= La Notte (newspaper) =

Italian afternoon newspaper founded in 1952

La Notte was an Italian afternoon newspaper published in Milan between 1952 and 1995.

== History ==
The newspaper was financed by industrialist Carlo Pesenti, who wanted to curb the potential rise of communism in the country and support the majority electoral law, referred by the left-wing parties as a "swindle law". The journalist Stefano "Nino" Nutrizio, the former chief editor of sport news of Il Popolo d'Italia, was appointed editor, a position he held until 1979.

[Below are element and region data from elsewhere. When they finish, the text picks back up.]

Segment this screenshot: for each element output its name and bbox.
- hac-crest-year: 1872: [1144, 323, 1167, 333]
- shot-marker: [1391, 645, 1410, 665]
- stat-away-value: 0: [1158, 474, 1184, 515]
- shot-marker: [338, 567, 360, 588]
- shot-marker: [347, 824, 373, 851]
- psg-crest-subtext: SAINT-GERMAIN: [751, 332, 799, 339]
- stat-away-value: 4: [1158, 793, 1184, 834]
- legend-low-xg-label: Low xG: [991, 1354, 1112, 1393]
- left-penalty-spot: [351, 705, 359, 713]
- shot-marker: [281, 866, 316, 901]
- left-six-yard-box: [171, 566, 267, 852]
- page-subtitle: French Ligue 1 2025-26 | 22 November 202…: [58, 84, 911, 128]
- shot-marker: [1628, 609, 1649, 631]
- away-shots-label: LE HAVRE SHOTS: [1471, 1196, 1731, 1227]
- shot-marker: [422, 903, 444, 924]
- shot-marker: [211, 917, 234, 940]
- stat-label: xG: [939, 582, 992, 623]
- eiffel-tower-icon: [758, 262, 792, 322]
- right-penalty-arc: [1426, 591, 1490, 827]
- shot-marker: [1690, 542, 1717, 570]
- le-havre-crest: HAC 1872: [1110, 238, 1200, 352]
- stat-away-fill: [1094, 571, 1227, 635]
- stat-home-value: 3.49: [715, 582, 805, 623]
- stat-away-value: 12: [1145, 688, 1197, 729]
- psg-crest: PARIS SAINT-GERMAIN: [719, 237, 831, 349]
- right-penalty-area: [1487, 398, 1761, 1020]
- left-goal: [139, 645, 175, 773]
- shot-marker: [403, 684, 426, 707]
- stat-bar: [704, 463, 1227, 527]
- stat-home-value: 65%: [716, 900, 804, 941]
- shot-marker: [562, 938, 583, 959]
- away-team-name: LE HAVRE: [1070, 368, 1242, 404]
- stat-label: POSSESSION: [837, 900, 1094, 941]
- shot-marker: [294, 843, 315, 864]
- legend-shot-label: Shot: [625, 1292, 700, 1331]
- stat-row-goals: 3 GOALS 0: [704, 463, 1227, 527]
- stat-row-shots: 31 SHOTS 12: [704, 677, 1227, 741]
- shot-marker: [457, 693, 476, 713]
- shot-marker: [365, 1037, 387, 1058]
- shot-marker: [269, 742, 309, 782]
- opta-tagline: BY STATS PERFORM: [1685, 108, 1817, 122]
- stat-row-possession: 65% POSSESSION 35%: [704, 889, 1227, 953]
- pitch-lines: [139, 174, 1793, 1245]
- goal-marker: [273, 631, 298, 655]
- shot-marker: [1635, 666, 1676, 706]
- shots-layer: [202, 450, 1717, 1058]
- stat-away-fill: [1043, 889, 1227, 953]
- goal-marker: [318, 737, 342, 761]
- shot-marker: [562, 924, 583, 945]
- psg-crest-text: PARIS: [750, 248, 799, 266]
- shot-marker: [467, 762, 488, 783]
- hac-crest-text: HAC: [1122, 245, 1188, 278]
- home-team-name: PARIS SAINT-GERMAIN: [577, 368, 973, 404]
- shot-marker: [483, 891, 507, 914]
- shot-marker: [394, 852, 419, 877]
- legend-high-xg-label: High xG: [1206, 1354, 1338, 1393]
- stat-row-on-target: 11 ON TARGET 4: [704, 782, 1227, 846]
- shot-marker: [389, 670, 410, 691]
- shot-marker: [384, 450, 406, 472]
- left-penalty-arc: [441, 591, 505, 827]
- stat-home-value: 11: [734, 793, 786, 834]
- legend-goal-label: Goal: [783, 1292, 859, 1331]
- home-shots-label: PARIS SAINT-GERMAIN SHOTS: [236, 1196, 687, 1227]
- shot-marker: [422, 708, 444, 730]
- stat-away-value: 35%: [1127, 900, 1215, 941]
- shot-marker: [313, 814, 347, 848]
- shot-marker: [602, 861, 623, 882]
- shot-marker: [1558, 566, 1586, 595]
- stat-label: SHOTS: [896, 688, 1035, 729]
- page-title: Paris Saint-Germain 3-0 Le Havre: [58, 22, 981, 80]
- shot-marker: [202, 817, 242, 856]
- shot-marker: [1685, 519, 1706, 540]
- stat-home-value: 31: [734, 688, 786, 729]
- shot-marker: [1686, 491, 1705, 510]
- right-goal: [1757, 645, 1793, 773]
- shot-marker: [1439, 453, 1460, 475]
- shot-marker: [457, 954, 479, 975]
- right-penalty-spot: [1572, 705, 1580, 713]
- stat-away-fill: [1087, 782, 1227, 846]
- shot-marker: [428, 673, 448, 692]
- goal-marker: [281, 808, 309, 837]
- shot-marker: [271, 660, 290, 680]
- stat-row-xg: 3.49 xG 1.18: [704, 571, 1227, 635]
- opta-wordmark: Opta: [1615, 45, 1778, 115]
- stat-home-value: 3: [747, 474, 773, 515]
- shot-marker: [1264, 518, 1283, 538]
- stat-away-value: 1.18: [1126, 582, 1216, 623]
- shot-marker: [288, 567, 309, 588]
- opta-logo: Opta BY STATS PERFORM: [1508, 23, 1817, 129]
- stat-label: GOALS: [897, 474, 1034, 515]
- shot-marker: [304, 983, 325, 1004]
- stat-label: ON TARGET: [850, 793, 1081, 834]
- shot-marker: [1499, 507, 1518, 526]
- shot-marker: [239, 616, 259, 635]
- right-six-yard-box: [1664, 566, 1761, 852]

The newspaper got an unexpected success, with a print run of 250,000 copies per day during the 1960s. Particular attention was given to crime news and sports. The paper also introduced several structural and conceptual innovations: it was the first Italian newspaper to publish stock market listings, the first to publish a guide to film shows with timetables, theatre addresses, ticket prices, phone numbers and transports, and the first to review films with a rating system, irritating cinema-owners who even launched a campaign to boycott the newspaper.

In 1984 the newspaper was bought by the publisher Rusconi, and in 1993 it was acquired by Paolo Berlusconi. Following a significant drop in sales, the paper closed in January 1995. An attempt to relaunch it in 1997 only lasted a few weeks.